Stanislas, Marie, Adélaïde de Clermont-Tonnerre

1757 - 1792

Informations générales
  • Né le 8 novembre 1757 à Hamonville (Meurthe - France)
  • Décédé le 10 août 1792 à Paris (Paris - France)

Mandats à l'Assemblée nationale ou à la Chambre des députés

Présidence(s)

Présidence de l'Assemblée nationale
du 17 août 1789 au 31 août 1789
Présidence de l'Assemblée nationale
du 9 septembre 1789 au 14 septembre 1789
Présidence de l'Assemblée nationale
du 14 septembre 1789 au 28 septembre 1789

Mandat(s)

Régime politique
Révolution
Législature
Assemblée nationale constituante
Mandat
Du 13 mai 1789 au 30 septembre 1791
Baillage
Paris - Ville (Type : Ville)
Groupe
Noblesse

Biographies

Biographie extraite du dictionnaire des parlementaires français de 1789 à 1889 (Adolphe Robert et Gaston Cougny)

Député aux Etats généraux de 1789, né à Pont-à-Mousson (Meurthe), le 10 octobre 1757, mort à Paris le 10 août 1792, petit-fils du duc Gaspard de Clermont-Tonnerre, maréchal de France (1688-1781), il suivit la carrière des armes ; il était colonel de cavalerie au moment de la Révolution.

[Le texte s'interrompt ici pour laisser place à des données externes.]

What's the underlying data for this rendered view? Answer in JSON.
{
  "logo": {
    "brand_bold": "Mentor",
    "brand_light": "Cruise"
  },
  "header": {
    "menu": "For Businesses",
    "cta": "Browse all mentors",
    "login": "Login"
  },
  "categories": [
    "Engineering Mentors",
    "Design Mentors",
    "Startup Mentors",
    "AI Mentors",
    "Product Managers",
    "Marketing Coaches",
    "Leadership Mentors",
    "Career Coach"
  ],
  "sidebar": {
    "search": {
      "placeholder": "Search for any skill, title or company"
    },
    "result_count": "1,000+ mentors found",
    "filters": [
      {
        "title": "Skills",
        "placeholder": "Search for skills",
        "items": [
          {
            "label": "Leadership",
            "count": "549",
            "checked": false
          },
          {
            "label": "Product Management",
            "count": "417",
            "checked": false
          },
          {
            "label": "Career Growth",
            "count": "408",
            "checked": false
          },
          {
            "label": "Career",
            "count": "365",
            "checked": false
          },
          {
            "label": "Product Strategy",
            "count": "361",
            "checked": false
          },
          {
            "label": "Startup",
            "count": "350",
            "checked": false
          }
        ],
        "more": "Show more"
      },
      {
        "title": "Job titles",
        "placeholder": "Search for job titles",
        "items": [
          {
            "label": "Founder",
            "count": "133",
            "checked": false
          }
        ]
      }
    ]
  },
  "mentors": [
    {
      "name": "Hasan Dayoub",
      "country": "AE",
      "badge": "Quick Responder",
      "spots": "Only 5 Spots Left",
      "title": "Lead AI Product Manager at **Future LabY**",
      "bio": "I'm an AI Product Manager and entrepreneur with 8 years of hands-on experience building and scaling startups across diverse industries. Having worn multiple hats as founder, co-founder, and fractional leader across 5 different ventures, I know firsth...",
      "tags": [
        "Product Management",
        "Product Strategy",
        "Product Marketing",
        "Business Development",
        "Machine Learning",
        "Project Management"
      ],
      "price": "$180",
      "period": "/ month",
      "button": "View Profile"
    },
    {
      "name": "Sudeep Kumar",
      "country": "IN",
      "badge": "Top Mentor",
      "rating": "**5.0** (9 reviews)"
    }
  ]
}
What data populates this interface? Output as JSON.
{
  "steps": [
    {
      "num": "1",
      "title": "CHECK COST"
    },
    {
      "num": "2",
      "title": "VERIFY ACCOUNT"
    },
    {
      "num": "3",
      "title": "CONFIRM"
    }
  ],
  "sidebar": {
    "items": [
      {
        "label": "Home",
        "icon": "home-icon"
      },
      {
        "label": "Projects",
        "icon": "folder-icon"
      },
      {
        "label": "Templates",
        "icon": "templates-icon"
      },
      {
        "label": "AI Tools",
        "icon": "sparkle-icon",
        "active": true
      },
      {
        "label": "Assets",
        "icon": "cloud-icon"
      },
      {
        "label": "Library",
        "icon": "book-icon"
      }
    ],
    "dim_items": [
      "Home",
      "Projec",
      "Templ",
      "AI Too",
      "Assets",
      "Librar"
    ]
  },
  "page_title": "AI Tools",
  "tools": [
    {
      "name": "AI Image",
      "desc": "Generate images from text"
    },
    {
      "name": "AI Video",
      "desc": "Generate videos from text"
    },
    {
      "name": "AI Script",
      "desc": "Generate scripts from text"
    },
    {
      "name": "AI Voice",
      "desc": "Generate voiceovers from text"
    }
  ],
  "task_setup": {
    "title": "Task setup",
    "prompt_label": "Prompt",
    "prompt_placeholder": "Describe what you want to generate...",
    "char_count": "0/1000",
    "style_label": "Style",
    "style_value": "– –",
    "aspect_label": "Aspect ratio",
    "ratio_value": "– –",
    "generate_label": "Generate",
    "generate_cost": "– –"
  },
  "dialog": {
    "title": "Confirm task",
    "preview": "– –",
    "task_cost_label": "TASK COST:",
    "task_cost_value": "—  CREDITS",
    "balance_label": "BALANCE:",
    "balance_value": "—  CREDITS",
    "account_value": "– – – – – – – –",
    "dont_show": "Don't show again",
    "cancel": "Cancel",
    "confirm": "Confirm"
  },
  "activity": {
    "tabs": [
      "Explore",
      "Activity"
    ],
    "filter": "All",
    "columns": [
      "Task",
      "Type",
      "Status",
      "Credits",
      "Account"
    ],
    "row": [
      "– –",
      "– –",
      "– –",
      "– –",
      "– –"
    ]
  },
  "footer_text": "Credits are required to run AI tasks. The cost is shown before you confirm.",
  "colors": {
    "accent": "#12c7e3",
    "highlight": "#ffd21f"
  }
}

Élu, le 6 mai 1789, député de la noblesse aux Etats généraux par la ville de Paris, il fut à la tête de la minorité de la noblesse qui se réunit au tiers état. En se rendant aux communes, le 25 juin 1789, il s'exprima ainsi :

« Messieurs, les membres de la noblesse qui viennent en ce moment se réunir à l'Assemblée des états généraux cèdent à l'impulsion de leur conscience et remplissent un devoir. Mais il se joint à cet acte de patriotisme un sentiment douloureux : cette conscience qui nous amène, a retenu un grand nombre de nos frères. Arrêtés par des mandats plus ou moins impératifs, ils cèdent à un motif aussi respectable que les nôtres. Vous ne pouvez, Messieurs, désapprouver notre tristesse et nos regrets. Nous sommes pénétrés de la sensibilité la plus vraie pour la joie que vous nous avez témoignée. Nous vous apportons le tribut de notre zèle et de nos sentiments, et nous venons travailler avec vous au grand œuvre de la régénération publique. »

Il vota l'abolition des privilèges (nuit du 4 août), fut nommé au comité de rédaction de la Constitution, fit accorder les droits civils aux protestants et aux juifs, fut deux fois élu président de l'Assemblée, se prononça également pour le principe des deux Chambres, pour le veto royal, et fonda, avec Malouet, le club monarchique, défenseur de la royauté constitutionnelle. À ce sujet, il écrivit au Directeur de la Gazette nationale la lettre suivante :


« Paris, 1er avril 1791,

J'ai lu, Monsieur, l'article inséré dans votre numéro 90 sur le club monarchique, dont je suis membre.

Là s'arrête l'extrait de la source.